GW officials have confidence that Coast Guard Vice Adm. Thad Allen, the alumnus who has been named the head of the government’s response and recovery efforts to Hurricane Katrina, will be able to effectively lead the relief efforts along the Gulf Coast.
Allen relieves former Federal Emergency Management Agency Director Michael Brown, who resigned from his position Sept. 12 after being removed from on-site duty in New Orleans. Prior to his resignation, Brown was highly criticized for FEMA’s slow response to the disaster.
John Harrald, director of the GW Institute for Crisis, Disaster and Risk Management, taught Allen at the Coast Guard Academy in the 1970s. Harrald said he has confidence in Allen’s ability to coordinate relief on multiple levels because of his experience simultaneously handling homeland security and domestic service with the Coast Guard.
“There are few people I have met in government who have the ability to work on both (homeland security and domestic service),” he said. “I am very pleased the administration chose him because he has the skill set needed to coordinate the relief.”
Allen, 56, earned a master of public relations degree from GW in 1986. He graduated from the Coast Guard Academy in 1971, and prior to that he graduated from the Sloan School of Management at the Massachusetts Institute of Technology. He has spent his entire career with the Coast Guard.

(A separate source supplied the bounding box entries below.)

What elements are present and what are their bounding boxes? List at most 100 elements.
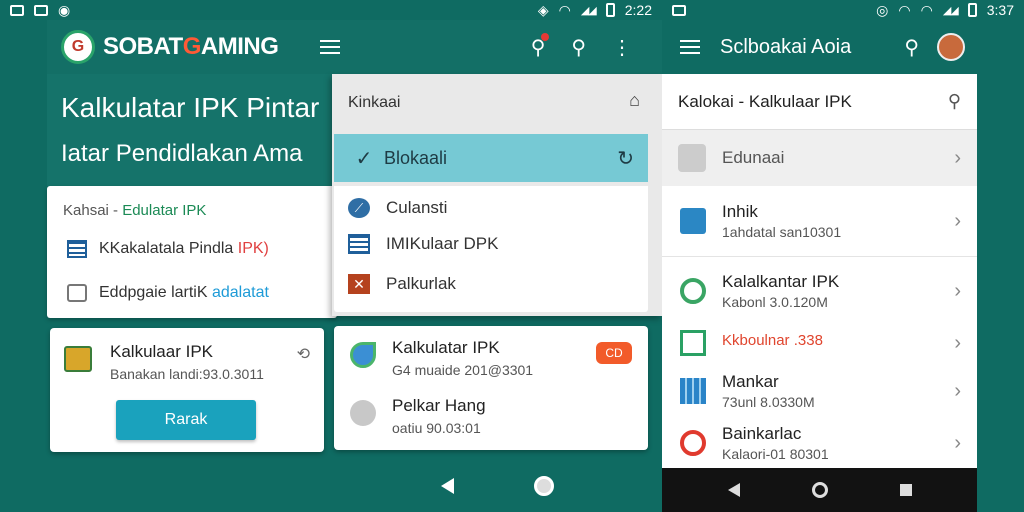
result-card: Kalkulaar IPK Banakan landi:93.0.3011 ⟲ … bbox=[50, 328, 324, 452]
option-item[interactable]: IMIKulaar DPK bbox=[348, 234, 498, 254]
education-menu-item[interactable]: Eddpgaie lartiK adalatat bbox=[67, 284, 269, 302]
brand-prefix: SOBAT bbox=[103, 33, 183, 60]
hero-banner: Kalkulatar IPK Pintar Iatar Pendidlakan … bbox=[47, 74, 337, 186]
left-app-bar: G SOBATGAMING ⚲ ⚲ ⋮ bbox=[47, 20, 662, 74]
option-label: Culansti bbox=[386, 198, 448, 217]
status-bar-left: ◉ ◈ ◠ ◢◢ 2:22 bbox=[0, 0, 662, 20]
menu-item-label: Eddpgaie lartiK bbox=[99, 284, 212, 301]
card-heading-prefix: Kahsai - bbox=[63, 202, 123, 219]
puzzle-icon bbox=[678, 144, 706, 172]
badge-icon[interactable]: CD bbox=[596, 342, 632, 364]
table-icon bbox=[67, 240, 87, 258]
history-subtitle: G4 muaide 201@3301 bbox=[392, 362, 534, 378]
right-app-bar: Sclboakai Aoia ⚲ bbox=[662, 20, 977, 74]
chevron-right-icon: › bbox=[954, 280, 961, 302]
list-item[interactable]: Kalalkantar IPK Kabonl 3.0.120M › bbox=[662, 266, 977, 316]
card-heading: Kahsai - Edulatar IPK bbox=[63, 202, 206, 219]
check-icon: ✓ bbox=[355, 147, 373, 170]
list-item-title: Inhik bbox=[722, 202, 758, 221]
list-item[interactable]: Bainkarlac Kalaori-01 80301 › bbox=[662, 418, 977, 468]
option-label: Palkurlak bbox=[386, 274, 456, 293]
mail-icon bbox=[10, 4, 24, 16]
list-icon bbox=[348, 234, 370, 254]
search-icon[interactable]: ⚲ bbox=[904, 35, 919, 60]
search-icon[interactable]: ⚲ bbox=[948, 91, 961, 112]
brand-suffix: AMING bbox=[200, 33, 279, 60]
package-icon bbox=[64, 346, 92, 372]
wifi-icon: ◠ bbox=[558, 1, 571, 18]
selected-option[interactable]: ✓ Blokaali ↻ bbox=[334, 134, 648, 182]
search-label: Kalokai - Kalkulaar IPK bbox=[678, 91, 852, 111]
signal-icon: ◢◢ bbox=[580, 4, 597, 17]
back-icon[interactable] bbox=[727, 483, 740, 497]
menu-icon[interactable] bbox=[680, 40, 700, 54]
notification-icon bbox=[672, 4, 686, 16]
list-item[interactable]: Kkboulnar .338 › bbox=[662, 318, 977, 368]
option-item[interactable]: ⟋ Culansti bbox=[348, 198, 447, 218]
brand-name: SOBATGAMING bbox=[103, 33, 279, 61]
history-title[interactable]: Kalkulatar IPK bbox=[392, 338, 500, 358]
brand-logo: G bbox=[61, 30, 95, 64]
close-box-icon: ✕ bbox=[348, 274, 370, 294]
battery-icon bbox=[967, 3, 977, 17]
divider bbox=[662, 256, 977, 257]
app-title: Sclboakai Aoia bbox=[720, 35, 852, 58]
search-row[interactable]: Kalokai - Kalkulaar IPK ⚲ bbox=[662, 74, 977, 130]
rank-button[interactable]: Rarak bbox=[116, 400, 256, 440]
history-title[interactable]: Pelkar Hang bbox=[392, 396, 486, 416]
selected-option-label: Blokaali bbox=[384, 147, 448, 168]
list-item-subtitle: 1ahdatal san10301 bbox=[722, 224, 842, 240]
education-row[interactable]: Edunaai › bbox=[662, 130, 977, 186]
recent-apps-icon[interactable] bbox=[899, 484, 912, 496]
search-notify-icon[interactable]: ⚲ bbox=[531, 32, 550, 60]
alarm-icon: ◎ bbox=[876, 1, 889, 18]
wifi-icon: ◠ bbox=[920, 1, 933, 18]
badge-label: CD bbox=[605, 346, 623, 360]
clock-text: 3:37 bbox=[986, 2, 1014, 18]
list-item[interactable]: Mankar 73unl 8.0330M › bbox=[662, 366, 977, 416]
navigation-bar bbox=[662, 468, 977, 512]
battery-icon bbox=[605, 3, 615, 17]
recycle-icon bbox=[680, 278, 706, 304]
card-subtitle: Banakan landi:93.0.3011 bbox=[110, 366, 264, 382]
back-icon[interactable] bbox=[440, 478, 454, 494]
logo-glyph: G bbox=[71, 38, 85, 55]
more-icon[interactable]: ⋮ bbox=[612, 35, 632, 60]
status-bar-right: ◎ ◠ ◠ ◢◢ 3:37 bbox=[662, 0, 1024, 20]
vibrate-icon: ◈ bbox=[537, 1, 549, 18]
signal-icon: ◢◢ bbox=[942, 4, 959, 17]
pin-icon[interactable]: ⌂ bbox=[629, 90, 640, 111]
notification-dot bbox=[541, 32, 550, 41]
option-list: ⟋ Culansti IMIKulaar DPK ✕ Palkurlak bbox=[334, 186, 648, 312]
clipboard-icon bbox=[680, 208, 706, 234]
history-card: Kalkulatar IPK G4 muaide 201@3301 CD Pel… bbox=[334, 326, 648, 450]
list-item-title: Kalalkantar IPK bbox=[722, 272, 840, 291]
chevron-right-icon: › bbox=[954, 146, 961, 169]
home-icon[interactable] bbox=[533, 476, 554, 496]
checkbox-icon bbox=[67, 284, 87, 302]
avatar[interactable] bbox=[937, 33, 965, 61]
option-item[interactable]: ✕ Palkurlak bbox=[348, 274, 456, 294]
wifi-icon: ◠ bbox=[898, 1, 911, 18]
list-item[interactable]: Inhik 1ahdatal san10301 › bbox=[662, 196, 977, 246]
share-icon[interactable]: ⟲ bbox=[297, 344, 310, 364]
card-title: Kalkulaar IPK bbox=[110, 342, 213, 361]
gmail-icon bbox=[34, 4, 48, 16]
chevron-right-icon: › bbox=[954, 380, 961, 402]
list-item-subtitle: 73unl 8.0330M bbox=[722, 394, 815, 410]
list-item-title: Kkboulnar .338 bbox=[722, 332, 823, 349]
compass-icon: ⟋ bbox=[348, 198, 370, 218]
calculator-menu-item[interactable]: KKakalatala Pindla IPK) bbox=[67, 240, 269, 258]
list-item-title: Mankar bbox=[722, 372, 779, 391]
sync-icon[interactable]: ↻ bbox=[617, 146, 634, 171]
list-item-subtitle: Kabonl 3.0.120M bbox=[722, 294, 828, 310]
menu-card: Kahsai - Edulatar IPK KKakalatala Pindla… bbox=[47, 186, 337, 318]
right-list-page: Kalokai - Kalkulaar IPK ⚲ Edunaai › Inhi… bbox=[662, 74, 977, 468]
search-icon[interactable]: ⚲ bbox=[571, 35, 586, 60]
clock-text: 2:22 bbox=[624, 2, 652, 18]
slash-icon bbox=[350, 400, 376, 426]
hero-subtitle: Iatar Pendidlakan Ama bbox=[61, 140, 303, 167]
card-heading-highlight: Edulatar IPK bbox=[122, 202, 207, 219]
home-icon[interactable] bbox=[811, 482, 828, 498]
menu-icon[interactable] bbox=[320, 40, 341, 54]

Following Allen’s training, he and Harrald became close friends and served together as commanders in the Coast Guard.
“He is incredibly capable, very intelligent and a conceptual thinker,” Harrald said. “He is capable of working at any level, and he can communicate effectively with either a blue collar worker or a three- or four-star general.”
Allen has served as the chief of staff for the U.S. Coast Guard since 2002, and was appointed to his current position in the Gulf Coast Sept. 5 by Michael Chertoff, secretary of Homeland Security.
He has received praise for his actions as commander of Coast Guard operations east of the Rocky Mountains in the aftermath of the Sept. 11 attacks, and for the smooth transition of the Coast Guard from the Department of Transportation to the Department of Homeland Security in 2003.
Allen’s versatility could prove to be valuable considering that the traditional search-and-rescue operations conducted by the Coast Guard differ from his current responsibilities in the Gulf. Jolie Shifflet, a Coast Guard spokesperson, said Coast Guard search-and-rescue operations tend to be more tactical, involving locating ships and developing a plan to reach those who are stranded. In New Orleans, she said, Allen’s main challenge lies in coordinating actions between officials to determine what is needed to rescue and rebuild.
“Admiral Allen’s broad range of experiences has prepared him to deal with complications and issues and to come up with a plan to act on it,” she said.
Kathryn Newcomer, director of GW’s School of Public Policy and Public Administration, said Allen remains involved in the school and also serves as a mentor and advisor to students in the graduate school. He serves on the board of trustees for the school, as well as on the advisory board for the Center for Innovation and Public Service within the graduate school.
“He is perceived as such a suburb manager and leader,” Newcomer said, “and he is extremely well respected.”